Viejas distopías

Bruno Marcos reflexiona sobre la mítica 'Blade Runner' coincidiendo con el mes y el año en que Ridley Scott sitúa la acción de la película

Bruno Marcos
23/11/2019
 Actualizado a 23/11/2019
Rachel y Deckard en un fotograma de ‘Blade Runner’. | WARNER
Rachel y Deckard en un fotograma de ‘Blade Runner’. | WARNER
En realidad las distopías del futuro se hacen con pasado, con elementos más o menos clásicos lanzados al porvenir como a un espejo que nos devuelve nuestra imagen ya conocida. Las distopías parecen no cumplirse nunca pero en lo sustancial son cosas muy sabidas. La mítica película ‘Blade Runner’ que se basó en una novela de Philip K. Dick, está ambientada en este mes de noviembre de 2019 en el que estamos. Es decir que ahora estaríamos viviendo el tiempo en el que se produciría la colonización del espacio y la caza de unos seres perfectamente humanos creados por humanos que se habrían rebelado contra el final programado de su existencia.

Una de las muchas cosas fascinantes de ese film es la mezcla de futurismo y de escombros, de ciudad vieja en descomposición y coches voladores. Se ve una metrópolis en la que siempre es de noche y llueve perpetuamente, con mercados humeantes donde se puede clonar cualquier ser en un tugurio. La ciudad distópica de ‘Blade Runner’ es una especie de lugar de resignación con una dolorosa asimetría entre los avances tecnológicos y la vida diaria. Lo mejor en ella son los replicantes, copias humanas creadas tan perfectamente que no aceptan acabarse, que se preguntan como nosotros por su fugacidad, por su desaparición. Antes de que su pesquisa existencial vaya demasiado lejos se decide liquidarlos. Los androides llegan a la casa del ingeniero que los diseñó. Es un pobre muchacho con una enfermedad que le envejece y que vive sólo en un hotel abandonado con la única compañía de pequeños seres cómicos, siniestros y tristes, ensayos de su sabiduría genetista. Les lleva hasta su jefe, un genio de la biomecánica que ocupa un anciano piso lujoso. El líder de la revuelta de los que van a morir le formula las preguntas que se hacen a un padre, a un creador, a un dios: «¿Por qué ha de morir?». No hay respuestas. La criatura abraza a su dios, le besa y le asesina hundiéndole los dedos en los ojos. Antes este le había regalado su filosofía relativista, su poesía blanca: «…piensa que has lucido con una luz prodigiosa, con una luz especial que dura menos tiempo… ». Pero a él la felicidad recreada en los recuerdos, la plenitud retrospectiva, no le vale, él quiere brillar todo el tiempo, quiere vivir más, siempre.

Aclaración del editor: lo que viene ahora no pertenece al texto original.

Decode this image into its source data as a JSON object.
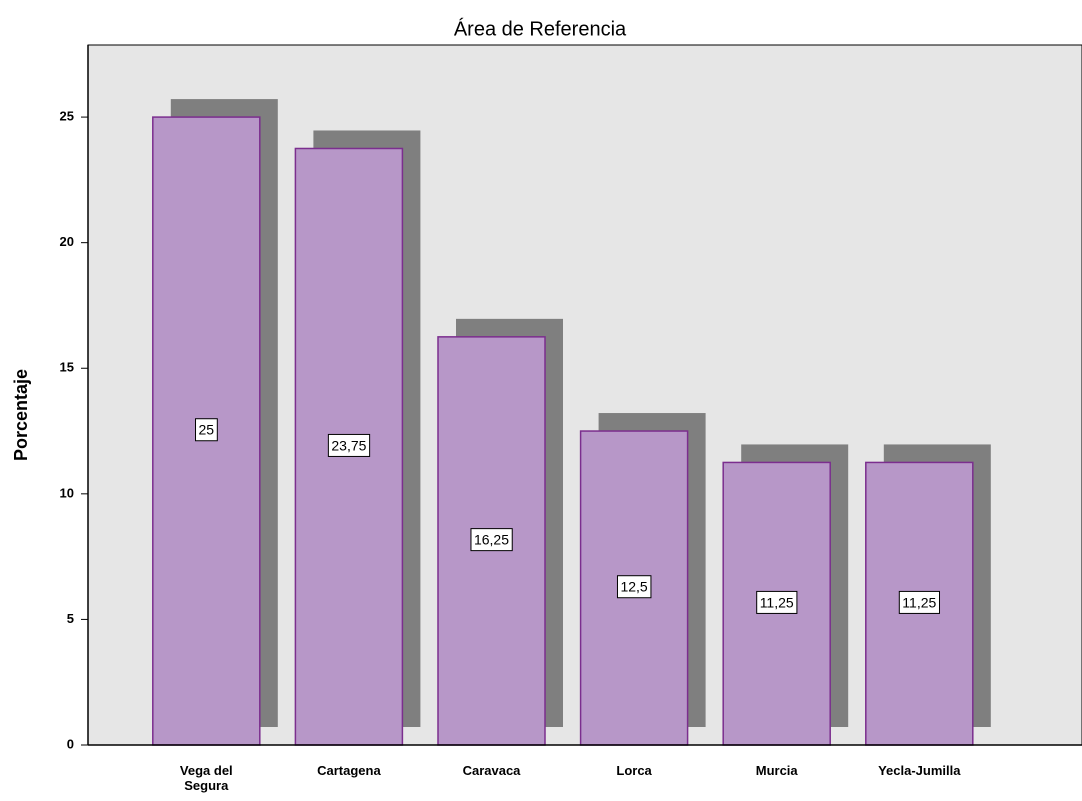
{
  "chart_data": {
    "type": "bar",
    "title": "Área de Referencia",
    "y_label": "Porcentaje",
    "categories": [
      "Vega del Segura",
      "Cartagena",
      "Caravaca",
      "Lorca",
      "Murcia",
      "Yecla-Jumilla"
    ],
    "values": [
      25,
      23.75,
      16.25,
      12.5,
      11.25,
      11.25
    ],
    "value_labels": [
      "25",
      "23,75",
      "16,25",
      "12,5",
      "11,25",
      "11,25"
    ],
    "color": "#b797c8",
    "edge_color": "#7b2e8e",
    "shadow_color": "#7f7f7f",
    "background": "#e6e6e6",
    "ylim": [
      0,
      27.87
    ],
    "yticks": [
      0,
      5,
      10,
      15,
      20,
      25
    ],
    "grid": false
  }
}
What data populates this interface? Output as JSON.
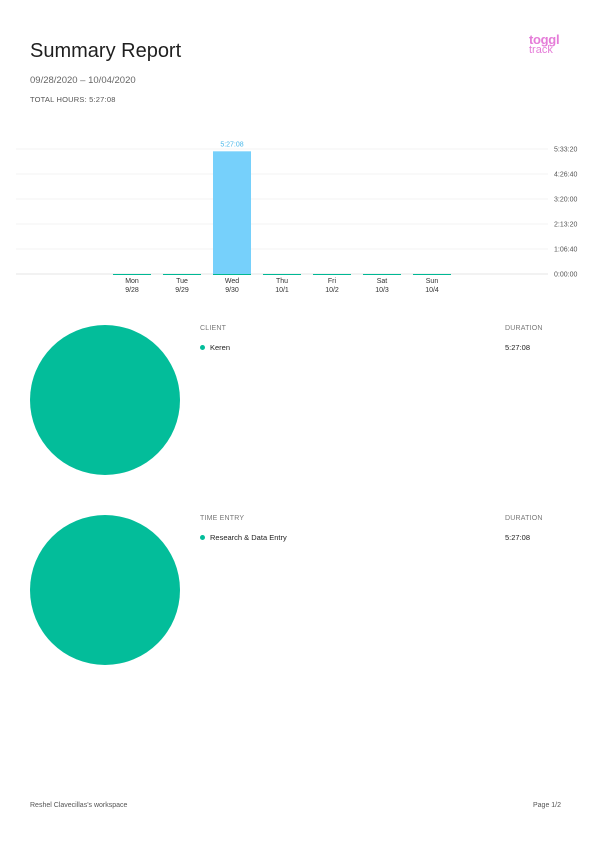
{
  "report": {
    "title": "Summary Report",
    "date_range": "09/28/2020 – 10/04/2020",
    "total_hours": "TOTAL HOURS: 5:27:08"
  },
  "logo": {
    "line1": "toggl",
    "line2": "track"
  },
  "colors": {
    "bar": "#76d0fb",
    "baseline": "#00b894",
    "pie": "#03bd9a",
    "value_label": "#4ab8ea"
  },
  "chart_data": {
    "type": "bar",
    "categories": [
      "Mon 9/28",
      "Tue 9/29",
      "Wed 9/30",
      "Thu 10/1",
      "Fri 10/2",
      "Sat 10/3",
      "Sun 10/4"
    ],
    "day_names": [
      "Mon",
      "Tue",
      "Wed",
      "Thu",
      "Fri",
      "Sat",
      "Sun"
    ],
    "day_dates": [
      "9/28",
      "9/29",
      "9/30",
      "10/1",
      "10/2",
      "10/3",
      "10/4"
    ],
    "values_seconds": [
      0,
      0,
      19628,
      0,
      0,
      0,
      0
    ],
    "data_labels": [
      "",
      "",
      "5:27:08",
      "",
      "",
      "",
      ""
    ],
    "y_ticks": [
      "0:00:00",
      "1:06:40",
      "2:13:20",
      "3:20:00",
      "4:26:40",
      "5:33:20"
    ],
    "ylim": [
      0,
      20000
    ],
    "tick_step": 4000,
    "grid": true
  },
  "client_section": {
    "header": "CLIENT",
    "duration_header": "DURATION",
    "rows": [
      {
        "label": "Keren",
        "duration": "5:27:08"
      }
    ]
  },
  "entry_section": {
    "header": "TIME ENTRY",
    "duration_header": "DURATION",
    "rows": [
      {
        "label": "Research & Data Entry",
        "duration": "5:27:08"
      }
    ]
  },
  "footer": {
    "workspace": "Reshel Clavecillas's workspace",
    "page": "Page 1/2"
  }
}
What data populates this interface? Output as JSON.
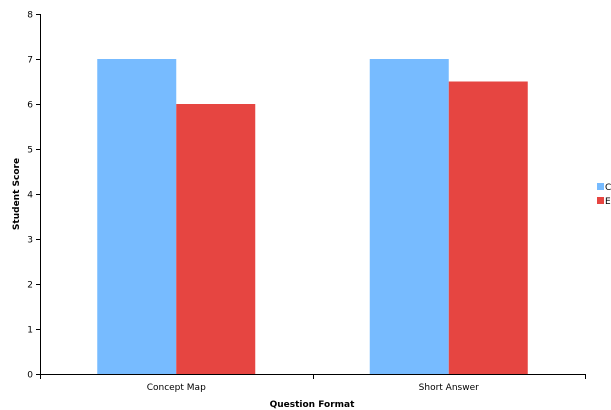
{
  "chart_data": {
    "type": "bar",
    "title": "",
    "xlabel": "Question Format",
    "ylabel": "Student Score",
    "categories": [
      "Concept Map",
      "Short Answer"
    ],
    "series": [
      {
        "name": "C",
        "values": [
          7,
          7
        ],
        "color": "#77BBFF"
      },
      {
        "name": "E",
        "values": [
          6,
          6.5
        ],
        "color": "#E64541"
      }
    ],
    "ylim": [
      0,
      8
    ],
    "yticks": [
      "0",
      "1",
      "2",
      "3",
      "4",
      "5",
      "6",
      "7",
      "8"
    ],
    "grid": false,
    "legend_position": "right"
  }
}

Claro que no le quedará más remedio que aceptar los límites de su existencia. Ha asesinado nietzscheanamente a su dios como un buen superhombre, no puede conformarse con lo que le decía su padre biomecánico, ni con la poesía de Horacio porque ya no le quedan más días que capturar, no hay más ‘carpe diem’, existe orden de retirarlo, se le están paralizando las manos, le ha llegado la hora de morir.

Su último acto, efectivamente, es amar la vida salvando en el instante final a su asesino que escucha su maravillosa despedida colgado en la cornisa del rascacielos del hotel Bradbury, en cuya azotea las lágrimas de los que han atacado naves en llamas más allá de Orión o visto brillar rayos C en la oscuridad, cerca de la puerta de Tannhäuser, se funden con la lluvia.

Esta es la historia. El fin de unos seres que en su plenitud descubren que son mortales, como los pastores de la Arcadia que pintara Nicolás Poussin en el siglo XVII. Son las distopías viejas, las mismas historias de siempre no resueltas, su enigma trágico.